The concept of a ‘levelling up’ is also an interesting one and as discussed within our workshop one that seems unlikely to have the desired effect of making the inquest process more streamlined and promoting less organisational legal representation. In fact I would suggest that this will have the opposite effect and will add overall to the picture of a coronial process that is no longer inquisitorial and which has crossed the floor into the domain of fault, blame and adversarial proceedings. 

With criminal offences created for failure to comply with such duty of candour, early investigation of deaths and identification of issues at a senior level will be an essential practice for organisations seeking to fall on the right side of compliance.

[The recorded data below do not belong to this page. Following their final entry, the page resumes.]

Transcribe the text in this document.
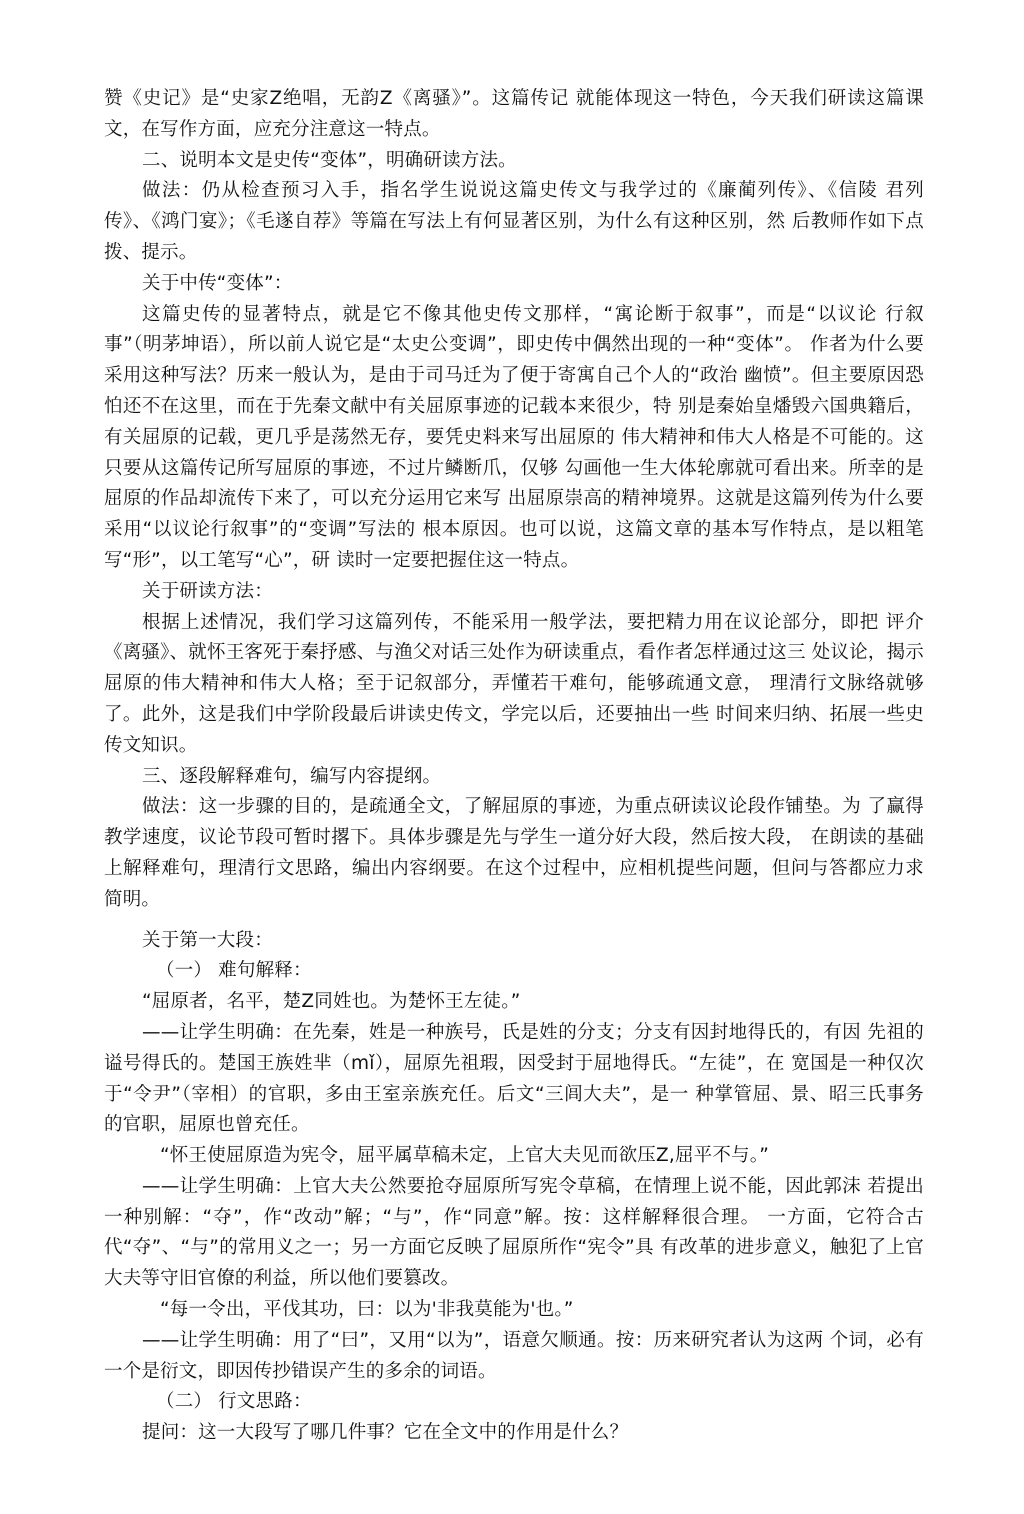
赞《史记》是“史家Z绝唱，无韵Z《离骚》”。这篇传记 就能体现这一特色，今天我们研读这篇课文，在写作方面，应充分注意这一特点。

二、说明本文是史传“变体”，明确研读方法。

做法：仍从检查预习入手，指名学生说说这篇史传文与我学过的《廉蔺列传》、《信陵 君列传》、《鸿门宴》；《毛遂自荐》等篇在写法上有何显著区别，为什么有这种区别，然 后教师作如下点拨、提示。

关于中传“变体”：

这篇史传的显著特点，就是它不像其他史传文那样，“寓论断于叙事”，而是“以议论 行叙事”（明茅坤语），所以前人说它是“太史公变调”，即史传中偶然出现的一种“变体”。 作者为什么要采用这种写法？历来一般认为，是由于司马迁为了便于寄寓自己个人的“政治 幽愤”。但主要原因恐怕还不在这里，而在于先秦文献中有关屈原事迹的记载本来很少，特 别是秦始皇燔毁六国典籍后，有关屈原的记载，更几乎是荡然无存，要凭史料来写出屈原的 伟大精神和伟大人格是不可能的。这只要从这篇传记所写屈原的事迹，不过片鳞断爪，仅够 勾画他一生大体轮廓就可看出来。所幸的是屈原的作品却流传下来了，可以充分运用它来写 出屈原崇高的精神境界。这就是这篇列传为什么要采用“以议论行叙事”的“变调”写法的 根本原因。也可以说，这篇文章的基本写作特点，是以粗笔写“形”，以工笔写“心”，研 读时一定要把握住这一特点。

关于研读方法：

根据上述情况，我们学习这篇列传，不能采用一般学法，要把精力用在议论部分，即把 评介《离骚》、就怀王客死于秦抒感、与渔父对话三处作为研读重点，看作者怎样通过这三 处议论，揭示屈原的伟大精神和伟大人格；至于记叙部分，弄懂若干难句，能够疏通文意， 理清行文脉络就够了。此外，这是我们中学阶段最后讲读史传文，学完以后，还要抽出一些 时间来归纳、拓展一些史传文知识。

三、逐段解释难句，编写内容提纲。

做法：这一步骤的目的，是疏通全文，了解屈原的事迹，为重点研读议论段作铺垫。为 了赢得教学速度，议论节段可暂时撂下。具体步骤是先与学生一道分好大段，然后按大段， 在朗读的基础上解释难句，理清行文思路，编出内容纲要。在这个过程中，应相机提些问题，但问与答都应力求简明。

关于第一大段：

（一） 难句解释：

“屈原者，名平，楚Z同姓也。为楚怀王左徒。”

——让学生明确：在先秦，姓是一种族号，氏是姓的分支；分支有因封地得氏的，有因 先祖的谥号得氏的。楚国王族姓芈（mǐ），屈原先祖瑕，因受封于屈地得氏。“左徒”，在 宽国是一种仅次于“令尹”（宰相）的官职，多由王室亲族充任。后文“三闾大夫”，是一 种掌管屈、景、昭三氏事务的官职，屈原也曾充任。

“怀王使屈原造为宪令，屈平属草稿未定，上官大夫见而欲压Z,屈平不与。”

——让学生明确：上官大夫公然要抢夺屈原所写宪令草稿，在情理上说不能，因此郭沫 若提出一种别解：“夺”，作“改动”解；“与”，作“同意”解。按：这样解释很合理。 一方面，它符合古代“夺”、“与”的常用义之一；另一方面它反映了屈原所作“宪令”具 有改革的进步意义，触犯了上官大夫等守旧官僚的利益，所以他们要篡改。

“每一令出，平伐其功，曰：以为'非我莫能为'也。”

——让学生明确：用了“曰”，又用“以为”，语意欠顺通。按：历来研究者认为这两 个词，必有一个是衍文，即因传抄错误产生的多余的词语。

（二） 行文思路：

提问：这一大段写了哪几件事？它在全文中的作用是什么？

To some this will simply enshrine the practices they already have. To others it will require a more fundamental change in approach. At the end of the day, the current direction of travel blurs the boundaries between an adversarial fact finding process and an adversarial fault related process. 

Conclusions 

No matter whether your organisation provides independent health and social care or treatment as an NHS Trust, the pressures and impacts of the coronial process on organisations and their staff can clearly be significant. It would seem that those pressures can only be increased with the tone and direction of travel being an increasingly adversarial arena.

The need to identify potential issues early and fully prepare for and engage with the inquest process is essential.